Have I considered how this might translate across different cultural contexts?
Have I clarified expectations around directness vs. indirectness?
These guardrails have saved me from countless cross-cultural communication blunders!
From Cultural Bias to Cultural Intelligence
Here's what gives me hope: just by reading this article, you're already developing the awareness that's the first step toward more inclusive AI use. You're starting to see both the AI's cultural biases and your own – which puts you miles ahead of most AI users.
The next time you interact with an AI tool, try to notice the cultural dance that's happening. What assumptions is the AI making? What assumptions are you making? How might this interaction look different through another cultural lens?
I'd love to hear about your experiences navigating cultural biases with AI tools. Have you had any "aha moments" or developed strategies that work particularly well? Share them in the comments – I read every single one! 💭
P.S. If you're wondering whether paying attention to these cultural dynamics is worth the effort – trust me, it is! The last time I wrote to my Japanese colleague using culturally-informed prompts, he responded with genuine enthusiasm rather than polite confusion. Progress!

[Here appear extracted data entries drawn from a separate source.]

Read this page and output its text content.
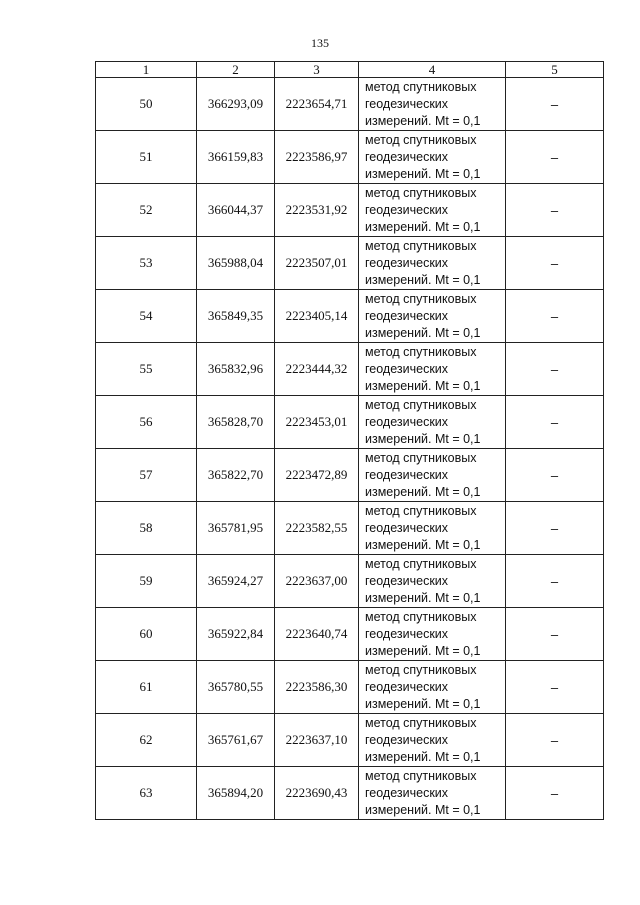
135
1	2	3	4	5
50	366293,09	2223654,71	метод спутниковых
геодезических
измерений. Mt = 0,1	–
51	366159,83	2223586,97	метод спутниковых
геодезических
измерений. Mt = 0,1	–
52	366044,37	2223531,92	метод спутниковых
геодезических
измерений. Mt = 0,1	–
53	365988,04	2223507,01	метод спутниковых
геодезических
измерений. Mt = 0,1	–
54	365849,35	2223405,14	метод спутниковых
геодезических
измерений. Mt = 0,1	–
55	365832,96	2223444,32	метод спутниковых
геодезических
измерений. Mt = 0,1	–
56	365828,70	2223453,01	метод спутниковых
геодезических
измерений. Mt = 0,1	–
57	365822,70	2223472,89	метод спутниковых
геодезических
измерений. Mt = 0,1	–
58	365781,95	2223582,55	метод спутниковых
геодезических
измерений. Mt = 0,1	–
59	365924,27	2223637,00	метод спутниковых
геодезических
измерений. Mt = 0,1	–
60	365922,84	2223640,74	метод спутниковых
геодезических
измерений. Mt = 0,1	–
61	365780,55	2223586,30	метод спутниковых
геодезических
измерений. Mt = 0,1	–
62	365761,67	2223637,10	метод спутниковых
геодезических
измерений. Mt = 0,1	–
63	365894,20	2223690,43	метод спутниковых
геодезических
измерений. Mt = 0,1	–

I love how I don't need a PhD to follow your writing. 😉 I agree with your research and trial error, and thank you for sharing this very important insight. My concerns with AI lie in the point of view that is missed, the reflections and deep human insights. I am sure you have plenty more to share. I am really enjoying your blog. Thank you.
You definitely have to be aware of the potential biases in AI. I asked Canva to generate an image for me the other day of a white female, and it ended up generating all white females with blonde hair, even though I never specified a hair color.